Starting from the information that a 90° sector (TV) represents 3 students, learners reason proportionally to determine how many students correspond to other angles:
- 60° (Reading) → 2 students
- 30° (Sports) → 1 student
- 120° (Internet) → 4 students
- 60° (Music) → 2 students
They then confirm that all angles add up to 360°, representing the whole survey, and that the total number of students is 12.
Through these steps, learners connect geometry (angles) and data handling (frequencies), gaining an intuitive grasp of proportional reasoning. This Phlow prepares them for later work with percentages and more advanced data interpretation.

Prerequisite Knowledge Required
- Understanding that a full circle equals 360°.
- Ability to multiply and divide whole numbers.
- Concept of proportion — recognising that larger angles represent more data.
- Pie Chart 3A – Interpreting Simple Sectors.
- Fractions of a Whole 2B – Understanding Parts of a Whole.
Main Category
Statistics / Data Representation
Estimated Completion Time
Approx. 8–12 seconds per question (30 total) → 4–6 minutes total.
Cognitive Load / Step Size
Moderate — each question introduces a new sector but follows the same proportional reasoning. Learners recall that 90° = 3 students and apply this rule to smaller or larger angles. The repetition builds fluency and pattern recognition without overloading memory.
Language & Literacy Demand
Low — short, clear phrasing (“How many said Reading was their favourite hobby?”) supports accessibility. The visual table and pie chart remove linguistic barriers, keeping focus on mathematical reasoning.
Clarity & Design
- Side-by-side layout of table and pie chart reinforces conceptual links.
- Purple highlight shows which hobby is currently active.
- All sectors are clearly labelled with degrees and colours for immediate interpretation.
- Hand-drawn style reinforces that 360° represents the whole circle — grounding abstraction visually.
Curriculum Alignment
Irish Junior Cycle Mathematics – Learning Outcome 3.3
- Represent data using pie charts and interpret data presented in them.
- Explain that the full circle represents the complete data set (360°).
- Relate the size of each sector to its corresponding frequency.
Engagement & Motivation
High — the “favourite hobbies” context feels relatable and human. The visual proportionality challenge encourages active reasoning and curiosity about how data representation works in real life.

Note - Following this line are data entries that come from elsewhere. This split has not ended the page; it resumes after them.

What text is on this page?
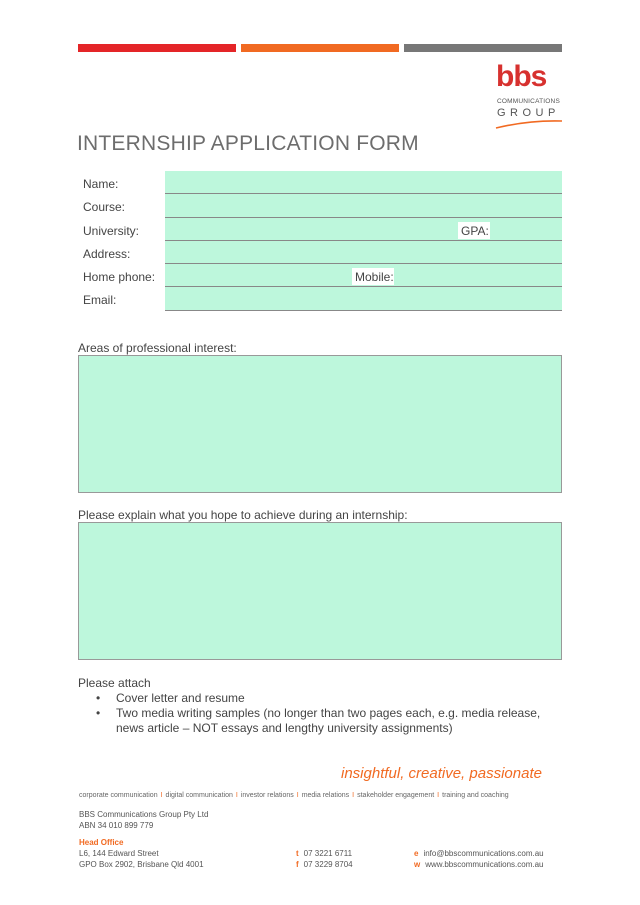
bbs
COMMUNICATIONS
GROUP
INTERNSHIP APPLICATION FORM
Name:
Course:
University:	GPA:
Address:
Home phone:	Mobile:
Email:
Areas of professional interest:
Please explain what you hope to achieve during an internship:
Please attach
• Cover letter and resume
• Two media writing samples (no longer than two pages each, e.g. media release, news article – NOT essays and lengthy university assignments)
insightful, creative, passionate
corporate communication I digital communication I investor relations I media relations I stakeholder engagement I training and coaching
BBS Communications Group Pty Ltd
ABN 34 010 899 779
Head Office
L6, 144 Edward Street
GPO Box 2902, Brisbane Qld 4001
t 07 3221 6711
f 07 3229 8704
e info@bbscommunications.com.au
w www.bbscommunications.com.au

Error Opportunities & Misconceptions
- Forgetting that the full circle = 360°.
- Treating changes in student numbers as additive rather than proportional.
- Confusing which sector represents which hobby.

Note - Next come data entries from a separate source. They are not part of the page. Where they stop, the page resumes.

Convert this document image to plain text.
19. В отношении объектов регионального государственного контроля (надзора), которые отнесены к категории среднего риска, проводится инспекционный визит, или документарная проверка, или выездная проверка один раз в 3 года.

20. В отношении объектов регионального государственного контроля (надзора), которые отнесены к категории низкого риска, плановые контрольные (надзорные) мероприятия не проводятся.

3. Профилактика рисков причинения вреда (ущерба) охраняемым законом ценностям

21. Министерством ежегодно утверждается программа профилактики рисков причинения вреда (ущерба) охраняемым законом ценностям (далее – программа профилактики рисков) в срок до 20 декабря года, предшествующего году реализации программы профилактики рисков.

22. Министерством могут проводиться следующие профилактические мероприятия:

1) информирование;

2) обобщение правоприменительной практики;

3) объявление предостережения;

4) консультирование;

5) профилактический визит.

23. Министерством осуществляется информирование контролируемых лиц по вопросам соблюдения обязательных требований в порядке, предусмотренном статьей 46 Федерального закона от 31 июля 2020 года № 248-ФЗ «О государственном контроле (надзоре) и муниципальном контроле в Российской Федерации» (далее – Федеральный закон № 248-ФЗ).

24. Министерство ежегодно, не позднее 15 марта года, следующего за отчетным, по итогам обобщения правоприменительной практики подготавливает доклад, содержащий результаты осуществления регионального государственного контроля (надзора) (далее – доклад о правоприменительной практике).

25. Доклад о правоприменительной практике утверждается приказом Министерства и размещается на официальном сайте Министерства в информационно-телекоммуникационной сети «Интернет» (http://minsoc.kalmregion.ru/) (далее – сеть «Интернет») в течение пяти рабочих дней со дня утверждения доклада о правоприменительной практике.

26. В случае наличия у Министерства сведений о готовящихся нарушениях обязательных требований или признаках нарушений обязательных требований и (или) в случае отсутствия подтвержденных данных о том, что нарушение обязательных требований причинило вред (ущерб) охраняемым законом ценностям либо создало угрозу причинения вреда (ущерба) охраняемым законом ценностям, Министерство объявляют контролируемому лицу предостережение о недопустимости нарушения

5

- Misreading or rounding proportional values incorrectly.
Each potential error is anticipated and corrected through visual scaffolding and repeated proportional reasoning practice.

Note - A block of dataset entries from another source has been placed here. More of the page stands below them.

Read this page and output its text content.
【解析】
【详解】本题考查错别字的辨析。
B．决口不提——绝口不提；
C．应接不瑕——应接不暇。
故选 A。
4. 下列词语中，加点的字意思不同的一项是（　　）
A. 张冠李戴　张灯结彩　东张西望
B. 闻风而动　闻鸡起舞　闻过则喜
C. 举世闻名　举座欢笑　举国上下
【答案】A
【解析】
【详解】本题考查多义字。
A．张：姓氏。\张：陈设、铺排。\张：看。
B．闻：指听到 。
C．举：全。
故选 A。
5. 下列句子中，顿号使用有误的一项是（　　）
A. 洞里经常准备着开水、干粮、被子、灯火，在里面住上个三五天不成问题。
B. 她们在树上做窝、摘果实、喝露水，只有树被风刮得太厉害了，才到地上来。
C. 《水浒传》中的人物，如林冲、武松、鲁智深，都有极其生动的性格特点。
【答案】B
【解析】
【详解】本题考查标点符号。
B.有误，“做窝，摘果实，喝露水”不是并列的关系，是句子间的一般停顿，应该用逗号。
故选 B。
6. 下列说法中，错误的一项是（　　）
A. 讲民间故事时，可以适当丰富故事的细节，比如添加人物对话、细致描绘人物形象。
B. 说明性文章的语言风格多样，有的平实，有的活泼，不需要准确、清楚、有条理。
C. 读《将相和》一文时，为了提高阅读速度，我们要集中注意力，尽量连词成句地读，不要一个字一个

Transferability / Real-World Anchoring
Strong — skills apply to interpreting charts in news, surveys, elections, and reports. Understanding proportions here builds foundations for percentages, probability, and comparison tasks later on.
Conceptual vs Procedural Balance
Conceptual: Understanding that pie charts represent a whole through proportional sectors.
Procedural: Using multiplication or ratio scaling to calculate frequencies accurately.
Both are reinforced equally for durable learning.
Learning Objectives Addressed
- Recognise that 360° represents a complete data set.
- Use one known value to calculate unknown frequencies proportionally.
- Complete and interpret a frequency table from a pie chart.
- Verify total frequencies and chart accuracy.
What Your Score Says About You
- Less than 15: Revisit how one known value (e.g. 90° = 3 students) can help scale the others.
- 16–22: You understand how angles represent data — practise linking proportions more fluently.
- 23–29: Excellent reasoning! You can accurately interpret complete pie charts with multiple categories.
- 30 / 30: Outstanding! You’re ready for Pie Chart 3C, where angles are replaced by percentages and you’ll convert between fractions, percentages, and degrees.